Türkiye'nin AB sürecindeki engellerinin "teknik sebepler olmadığını" belirten Çavuşoğlu, Cumhurbaşkanı Erdoğan'ın 18 Mart 2016 ortak muhtırası çerçevesinde Türkiye'nin hangi sözlerini yerine getirdiğini ve AB'nin hangi sözleri tutmadığını da vurguladığını söyledi.

Avrupa Birliği (AB) Konseyi Başkanı Charles Michel'in görüşmelerin "yapıcı ve olumlu havada geçtiğini" söylediğini aktaran Çavuşoğlu, "Yapıcı ve olumlu bir havada tüm gerçekleri de konuşmak lazım." dedi.
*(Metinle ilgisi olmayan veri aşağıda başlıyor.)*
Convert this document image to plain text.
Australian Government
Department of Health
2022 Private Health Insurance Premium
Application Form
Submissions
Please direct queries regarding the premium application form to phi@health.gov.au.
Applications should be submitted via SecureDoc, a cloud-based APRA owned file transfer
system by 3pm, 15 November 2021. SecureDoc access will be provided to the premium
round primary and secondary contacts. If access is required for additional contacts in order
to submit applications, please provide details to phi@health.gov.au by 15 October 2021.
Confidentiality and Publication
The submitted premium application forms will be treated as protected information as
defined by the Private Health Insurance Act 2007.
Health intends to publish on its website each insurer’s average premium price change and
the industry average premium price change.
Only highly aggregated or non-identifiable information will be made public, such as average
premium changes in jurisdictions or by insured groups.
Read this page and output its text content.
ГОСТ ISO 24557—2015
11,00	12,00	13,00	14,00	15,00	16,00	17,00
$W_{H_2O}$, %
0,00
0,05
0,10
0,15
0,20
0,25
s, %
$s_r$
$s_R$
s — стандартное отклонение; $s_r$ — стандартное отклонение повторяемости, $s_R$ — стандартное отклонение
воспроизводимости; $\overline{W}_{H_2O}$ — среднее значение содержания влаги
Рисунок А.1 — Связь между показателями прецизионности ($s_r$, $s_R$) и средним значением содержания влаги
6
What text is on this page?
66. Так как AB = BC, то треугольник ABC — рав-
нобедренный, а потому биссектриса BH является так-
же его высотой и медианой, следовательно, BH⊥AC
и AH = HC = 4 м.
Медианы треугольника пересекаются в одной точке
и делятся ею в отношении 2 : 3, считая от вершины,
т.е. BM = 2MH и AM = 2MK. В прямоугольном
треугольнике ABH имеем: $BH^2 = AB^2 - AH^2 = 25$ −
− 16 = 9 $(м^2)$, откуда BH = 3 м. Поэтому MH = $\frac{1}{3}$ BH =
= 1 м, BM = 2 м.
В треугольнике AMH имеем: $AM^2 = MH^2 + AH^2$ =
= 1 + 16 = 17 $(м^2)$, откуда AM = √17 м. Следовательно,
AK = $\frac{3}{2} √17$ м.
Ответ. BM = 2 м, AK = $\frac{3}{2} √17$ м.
Türkiye ve AB arasında imzalanan 18 Mart Mutabakatı'nın "(AB) Türkiye'ye para versin, Türkiye de göçmenleri tutsun" anlamına gelmediğini dile getiren Çavuşoğlu, mutabakatın vize serbestisinden sığınmacıların gönüllü geri dönüşünün sağlanmasına ve terörle mücadeleden Türkiye'nin AB'ye üyelik sürecinin hızlandırılmasına kadar birçok konuyu kapsadığını kaydetti.

Çavuşoğlu, "Bugüne kadar AB'nin özellikle verdiği sözleri tutmadığı açık." diye konuştu.

Türkiye ile AB arasındaki 18 Mart göç mutabakatının yüksek düzeyli diyaloğun devam etmesini de içerdiğini ancak AB'nin tam tersine Türkiye ile diyaloğu durduğunu hatırlatan Çavuşoğlu, Türkiye'nin AB toplantılarına katıldığı zaman önemli katkılar sunduğunu, bu nedenle dün Brüksel'deki görüşmelerin önemli olduğunu aktardı.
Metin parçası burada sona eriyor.